Quantum Entanglement of Photons Sets New Records

Recently, Nature published research results from the Max Planck Institute for Quantum Optics in Germany. The researchers succeeded in using 14 photons to create quantum entanglement. In this study, the number of photons involved in quantum entanglement is more than double that of previous studies and improves it into a state considered optimal for qubits.

 Image Credit to Max Planck Institute of Quantum Optics on Science Alert

 Photons make ideal qubits. Practical quantum computers require many qubits, thousands or even millions, and the more they are, the better, and they create quantum entanglement according to specific needs.

 Physical experiments using quantum dots have entangled three to four photons. But this approach is unlikely to produce the hundreds and thousands needed for a quantum computer, the state of entanglement using this approach isn’t as reliable as engineers might like.

 More recent studies using atoms with large electron orbitals have produced up to six entangled photons, all in an efficiently entangled form. But it isn’t an easily scalable option either.

 In the latest published experiment, rubidium was tickled into emitting light waves, which were then channeled into a cavity shaped to reflect them back and forth precisely.

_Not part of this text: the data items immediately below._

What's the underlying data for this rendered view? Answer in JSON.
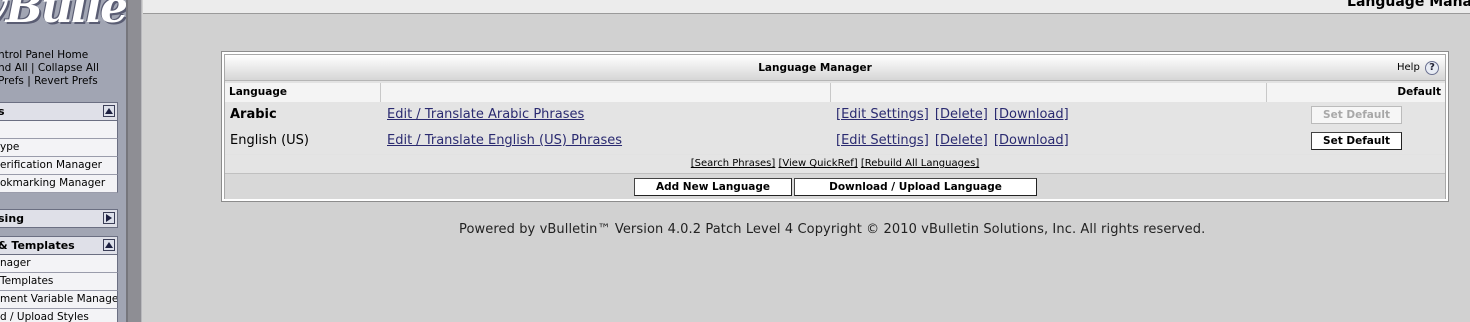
{
  "sidebar": {
    "logo_text": "vBulletin",
    "cp_links": [
      "ntrol Panel Home",
      "nd All | Collapse All",
      "Prefs | Revert Prefs"
    ],
    "groups": [
      {
        "label": "s",
        "toggle": "collapse",
        "items": [
          "",
          "ype",
          "erification Manager",
          "okmarking Manager"
        ]
      },
      {
        "label": "sing",
        "toggle": "expand",
        "items": []
      },
      {
        "label": "& Templates",
        "toggle": "collapse",
        "items": [
          "nager",
          " Templates",
          "ment Variable Manager",
          "d / Upload Styles"
        ]
      }
    ]
  },
  "header": {
    "title": "Language Mana"
  },
  "panel": {
    "title": "Language Manager",
    "help_label": "Help",
    "help_icon": "?",
    "columns": {
      "language": "Language",
      "default": "Default"
    },
    "languages": [
      {
        "name": "Arabic",
        "edit_link": "Edit / Translate Arabic Phrases",
        "edit_settings": "[Edit Settings]",
        "delete": "[Delete]",
        "download": "[Download]",
        "set_default": "Set Default",
        "is_default": true
      },
      {
        "name": "English (US)",
        "edit_link": "Edit / Translate English (US) Phrases",
        "edit_settings": "[Edit Settings]",
        "delete": "[Delete]",
        "download": "[Download]",
        "set_default": "Set Default",
        "is_default": false
      }
    ],
    "links": {
      "search": "[Search Phrases]",
      "quickref": "[View QuickRef]",
      "rebuild": "[Rebuild All Languages]"
    },
    "buttons": {
      "add": "Add New Language",
      "download_upload": "Download / Upload Language"
    }
  },
  "footer": {
    "text": "Powered by vBulletin™ Version 4.0.2 Patch Level 4 Copyright © 2010 vBulletin Solutions, Inc. All rights reserved."
  }
}
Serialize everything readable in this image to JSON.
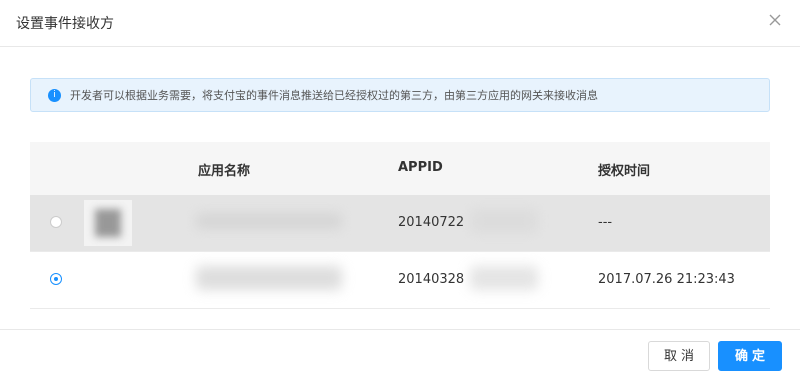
{
  "dialog": {
    "title": "设置事件接收方",
    "close_icon": "close-icon"
  },
  "info": {
    "icon_glyph": "i",
    "text": "开发者可以根据业务需要，将支付宝的事件消息推送给已经授权过的第三方，由第三方应用的网关来接收消息"
  },
  "table": {
    "headers": {
      "app_name": "应用名称",
      "appid": "APPID",
      "auth_time": "授权时间"
    },
    "rows": [
      {
        "selected": false,
        "appid": "20140722",
        "auth_time": "---"
      },
      {
        "selected": true,
        "appid": "20140328",
        "auth_time": "2017.07.26 21:23:43"
      }
    ]
  },
  "footer": {
    "cancel_label": "取消",
    "ok_label": "确定"
  },
  "colors": {
    "primary": "#1890ff",
    "info_bg": "#e8f3fd",
    "hover_row": "#e4e4e4"
  }
}
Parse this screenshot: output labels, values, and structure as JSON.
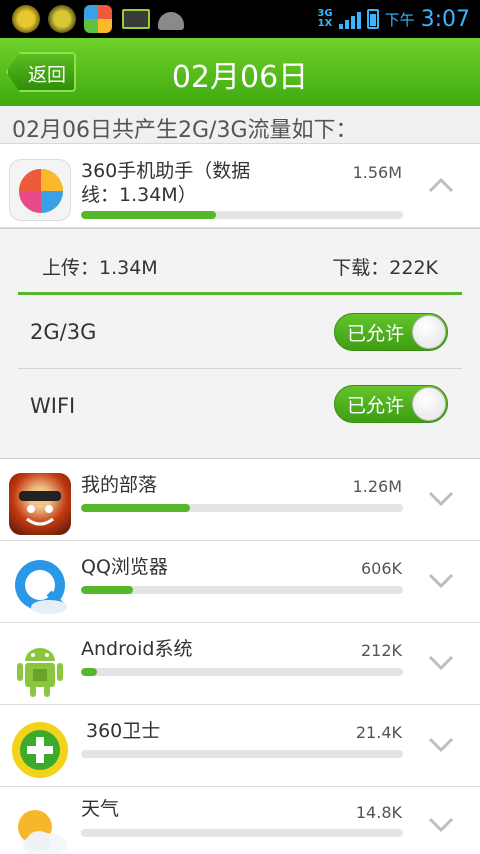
{
  "status_bar": {
    "network_top": "3G",
    "network_bottom": "1X",
    "ampm": "下午",
    "time": "3:07"
  },
  "header": {
    "back_label": "返回",
    "title": "02月06日"
  },
  "summary": "02月06日共产生2G/3G流量如下：",
  "expanded_app": {
    "name_line1": "360手机助手（数据",
    "name_line2": "线：1.34M）",
    "size": "1.56M",
    "progress": 0.42,
    "upload": "上传：1.34M",
    "download": "下载：222K",
    "networks": [
      {
        "label": "2G/3G",
        "toggle": "已允许",
        "enabled": true
      },
      {
        "label": "WIFI",
        "toggle": "已允许",
        "enabled": true
      }
    ]
  },
  "apps": [
    {
      "name": "我的部落",
      "size": "1.26M",
      "progress": 0.34,
      "icon": "game-tribe-icon"
    },
    {
      "name": "QQ浏览器",
      "size": "606K",
      "progress": 0.16,
      "icon": "qq-browser-icon"
    },
    {
      "name": "Android系统",
      "size": "212K",
      "progress": 0.05,
      "icon": "android-icon"
    },
    {
      "name": "360卫士",
      "size": "21.4K",
      "progress": 0.0,
      "icon": "360-guard-icon"
    },
    {
      "name": "天气",
      "size": "14.8K",
      "progress": 0.0,
      "icon": "weather-icon"
    }
  ],
  "colors": {
    "accent": "#4cb51b",
    "progress": "#55b82b",
    "status_text": "#38b6ff"
  }
}
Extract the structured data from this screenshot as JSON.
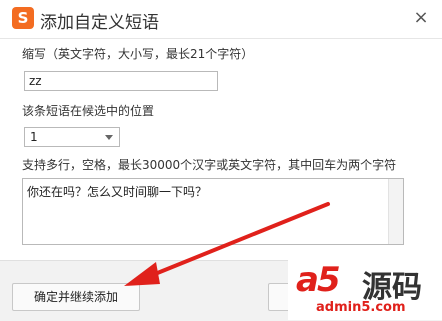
{
  "dialog": {
    "title": "添加自定义短语",
    "close": "×"
  },
  "abbr": {
    "label": "缩写（英文字符，大小写，最长21个字符）",
    "value": "zz"
  },
  "position": {
    "label": "该条短语在候选中的位置",
    "selected": "1"
  },
  "content": {
    "label": "支持多行，空格，最长30000个汉字或英文字符，其中回车为两个字符",
    "value": "你还在吗？怎么又时间聊一下吗？"
  },
  "footer": {
    "confirm_continue": "确定并继续添加"
  },
  "watermark": {
    "logo_text": "a5",
    "cn_text": "源码",
    "url": "admin5.com"
  },
  "colors": {
    "logo": "#f36c21",
    "arrow": "#e0211b"
  }
}
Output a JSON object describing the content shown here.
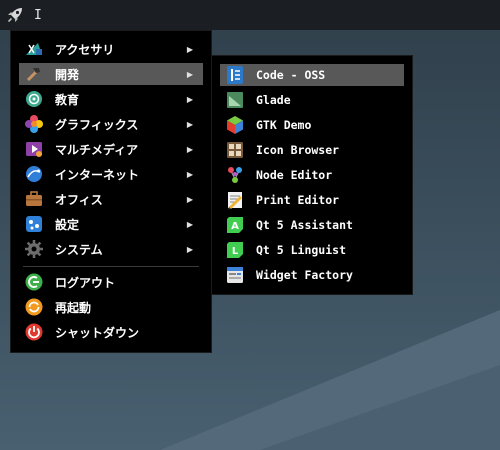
{
  "panel": {
    "launcher_icon": "rocket-icon",
    "cursor_text": "I"
  },
  "main_menu": {
    "items": [
      {
        "label": "アクセサリ",
        "icon": "accessories-icon",
        "has_submenu": true
      },
      {
        "label": "開発",
        "icon": "development-icon",
        "has_submenu": true,
        "active": true
      },
      {
        "label": "教育",
        "icon": "education-icon",
        "has_submenu": true
      },
      {
        "label": "グラフィックス",
        "icon": "graphics-icon",
        "has_submenu": true
      },
      {
        "label": "マルチメディア",
        "icon": "multimedia-icon",
        "has_submenu": true
      },
      {
        "label": "インターネット",
        "icon": "internet-icon",
        "has_submenu": true
      },
      {
        "label": "オフィス",
        "icon": "office-icon",
        "has_submenu": true
      },
      {
        "label": "設定",
        "icon": "settings-icon",
        "has_submenu": true
      },
      {
        "label": "システム",
        "icon": "system-icon",
        "has_submenu": true
      }
    ],
    "session_items": [
      {
        "label": "ログアウト",
        "icon": "logout-icon"
      },
      {
        "label": "再起動",
        "icon": "reboot-icon"
      },
      {
        "label": "シャットダウン",
        "icon": "shutdown-icon"
      }
    ],
    "arrow": "▶"
  },
  "sub_menu": {
    "items": [
      {
        "label": "Code - OSS",
        "icon": "code-oss-icon",
        "active": true
      },
      {
        "label": "Glade",
        "icon": "glade-icon"
      },
      {
        "label": "GTK Demo",
        "icon": "gtk-demo-icon"
      },
      {
        "label": "Icon Browser",
        "icon": "icon-browser-icon"
      },
      {
        "label": "Node Editor",
        "icon": "node-editor-icon"
      },
      {
        "label": "Print Editor",
        "icon": "print-editor-icon"
      },
      {
        "label": "Qt 5 Assistant",
        "icon": "qt-assistant-icon"
      },
      {
        "label": "Qt 5 Linguist",
        "icon": "qt-linguist-icon"
      },
      {
        "label": "Widget Factory",
        "icon": "widget-factory-icon"
      }
    ]
  },
  "colors": {
    "menu_bg": "#000000",
    "highlight": "#585858",
    "panel_bg": "#1b1e22"
  }
}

Every photon glowed in this way can be entangled with the entire atom’s state.

 Because the chain of photons emerged from a single atom, it could be produced deterministically.

 These 14 interconnected light particles are the largest number of entangled photons ever generated in a laboratory. Not only were they able to entangle so many photons, but it is also more efficient than the previous processes, with nearly one out of every two photons providing neatly entangled qubits.

 Future research will introduce a second atom to provide more qubits for quantum computing operations. In addition, self-entangled photons can provide the foundation for technology beyond computing, especially in quantum encrypted communications.